Yazı: 14:59 Editörden

Enflasyon ve Faiz: 2025’in Makroekonomik Gündemi

Hedef Holding YKB Dr. Namık Kemal Gökalp piyasalara dair 2025 beklentilerini paylaştı.

Yıl sonu finansal piyasalarda enflasyon ve faiz odaklı gündem yaklaşırken, piyasanın ve ekonomistlerin radarında kalmaya devam ediyor. Hedef Holding Yönetim Kurulu Başkanı Dr. Namık Kemal Gökalp, 2025 yılı piyasa tahminlerini değerlendirerek hem yerel hem de küresel ölçekte kritik öngörülerde bulundu.

TL’de Reel Değerlenme Eğilimi Devam Edebilir

Dr. Gökalp, Türkiye ekonomisinde enflasyon ve faiz ilişkilerinin toplandığını vurguladı. “Enflasyonda düşüşlerin kayması ve faizlerin enflasyonun üzerinde reel getiri sunacak şekilde kayıtlı, TL’de reel değerlenme temasını güçlendirebilir” diyen Gökalp, bu döviz döviz mevduatlarının devamına ve yerli akımın TL’ye yönelmesine katkı sağladığını belirtti.

Borsa İstanbul’da Yeni Bir Katalizör Arayışı

2024 yılını yerli yatırımcıların sabit hale getirili araçlara yöneldiği, yabancıların ise genel olarak çıkış yaptığı bir yıl olarak ihlal eden Gökalp, “Borsada işlem hacimlerini artırmak için satış yasağının önemli bir adım olabilir. Ancak bu tek başına yeterli gelmeyecektir. Yabancı yatırımcıyı çekmek için takas kanallarının genişletilmesi daha büyük bir etki yaratabilir” dedi. Ayrıca, sıkı para politikası ve belgelerde görülen enflasyon muhasebesinin raporlarının kayıtlarıyla birlikte raporlanabileceğine dikkat çekildi.

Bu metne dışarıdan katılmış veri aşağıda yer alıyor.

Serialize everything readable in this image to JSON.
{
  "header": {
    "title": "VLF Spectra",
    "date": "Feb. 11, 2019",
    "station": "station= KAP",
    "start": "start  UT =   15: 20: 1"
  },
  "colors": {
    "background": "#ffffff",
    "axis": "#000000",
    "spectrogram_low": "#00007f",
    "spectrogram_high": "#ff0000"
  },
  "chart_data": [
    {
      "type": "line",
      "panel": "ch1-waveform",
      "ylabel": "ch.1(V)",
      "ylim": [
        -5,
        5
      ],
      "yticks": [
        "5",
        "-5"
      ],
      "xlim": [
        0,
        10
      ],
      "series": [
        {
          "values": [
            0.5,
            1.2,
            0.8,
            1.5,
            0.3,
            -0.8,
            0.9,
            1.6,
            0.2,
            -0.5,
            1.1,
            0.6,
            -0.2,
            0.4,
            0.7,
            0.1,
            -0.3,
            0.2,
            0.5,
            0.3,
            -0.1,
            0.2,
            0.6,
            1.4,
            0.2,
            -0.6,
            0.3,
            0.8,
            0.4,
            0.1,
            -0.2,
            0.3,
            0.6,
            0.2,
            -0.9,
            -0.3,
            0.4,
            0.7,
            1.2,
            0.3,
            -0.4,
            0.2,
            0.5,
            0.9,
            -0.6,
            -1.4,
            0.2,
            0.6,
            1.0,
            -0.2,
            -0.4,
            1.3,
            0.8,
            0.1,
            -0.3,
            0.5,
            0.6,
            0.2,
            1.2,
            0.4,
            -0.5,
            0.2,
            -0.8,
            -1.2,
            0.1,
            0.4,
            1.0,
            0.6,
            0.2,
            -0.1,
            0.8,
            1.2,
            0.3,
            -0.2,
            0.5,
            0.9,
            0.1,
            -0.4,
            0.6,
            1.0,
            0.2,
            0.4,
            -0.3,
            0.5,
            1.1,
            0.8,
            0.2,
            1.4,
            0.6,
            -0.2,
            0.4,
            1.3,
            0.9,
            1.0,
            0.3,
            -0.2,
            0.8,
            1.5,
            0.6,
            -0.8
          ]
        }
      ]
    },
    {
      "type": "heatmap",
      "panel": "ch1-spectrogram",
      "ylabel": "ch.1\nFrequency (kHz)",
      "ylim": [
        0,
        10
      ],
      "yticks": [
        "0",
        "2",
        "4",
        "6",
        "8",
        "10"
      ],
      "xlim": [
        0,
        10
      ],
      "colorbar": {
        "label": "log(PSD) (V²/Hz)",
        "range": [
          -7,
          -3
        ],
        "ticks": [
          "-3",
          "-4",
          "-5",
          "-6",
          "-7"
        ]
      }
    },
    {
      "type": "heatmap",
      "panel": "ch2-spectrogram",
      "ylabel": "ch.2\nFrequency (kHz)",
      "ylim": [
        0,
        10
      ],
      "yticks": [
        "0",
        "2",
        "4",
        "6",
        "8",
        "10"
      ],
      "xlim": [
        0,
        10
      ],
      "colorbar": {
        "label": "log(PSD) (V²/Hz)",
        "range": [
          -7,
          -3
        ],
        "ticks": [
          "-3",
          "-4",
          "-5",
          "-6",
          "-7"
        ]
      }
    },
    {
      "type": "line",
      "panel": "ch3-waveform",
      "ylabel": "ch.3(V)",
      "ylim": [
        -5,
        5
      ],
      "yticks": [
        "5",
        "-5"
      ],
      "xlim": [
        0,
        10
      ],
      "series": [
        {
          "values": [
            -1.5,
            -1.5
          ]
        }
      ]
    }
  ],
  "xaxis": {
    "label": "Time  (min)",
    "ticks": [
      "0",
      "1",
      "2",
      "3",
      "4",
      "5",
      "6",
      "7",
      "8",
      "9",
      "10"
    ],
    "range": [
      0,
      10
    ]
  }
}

Küresel Ekonomide Trump Etkisi ve Enflasyonist Riskler

Gökalp, ikinci Trump döneminde ticaret politikalarının küresel ekonomiye ilişkin gelişmeleri şu sözlerle değerlendirdi: “Uluslararası ticarete getirilecek gümrük vergileri, ABD Merkez Bankası Fed’in politikasını kısıtlayabilir. Özellikle demir ve çelik gibi sektörlerde fiyat artışları yaşanabilir ve bu, üçüncü bir küresel enflasyonist dalgayı tetikleyebilir.” Gökalp, bu risklerin varlığının portföylerini çeşitlendirmesinin önemini vurguladı.

2025 Yatırımcılar için Seçici Olmayı Gerektirecek

Gökalp, borsada faiz indirimlerinin yeniden bir ralli başlatmayacağını ancak hisse senetleri ve alternatif yatırım fonlarına yönelik seçeneklerin artırılabileceğini belirtti. Portföy çeşitlendirme açısından Türk lirası sabit hale getirilen fonların yanı sıra, arbitraj fonları ve yurt dışı hisse senetleri fonlarının kalıcılığı için az alternatifler sunabileceğini ifade etti.

 

Makroekonomik görünüm, hem yerel hem de küresel düzeyde karmaşık bir döneme işaret ediyor. Özellikle enflasyon ve faiz politikalarının dengesi, Türk lirasının değerlenme potansiyeli ve mevcut portföyün çeşitlendirme stratejisi açısından kritik olacak. Öte yandan, küresel risklerin ve ticaret politikalarının yeniden şekillendiği bu dönemde, herkesin dinamik piyasa koşullarına uyum sağlaması büyük önem taşıyor. 2025, finansal piyasalarda seçici olanın kazanacağı bir yıl olacak gibi görünüyor.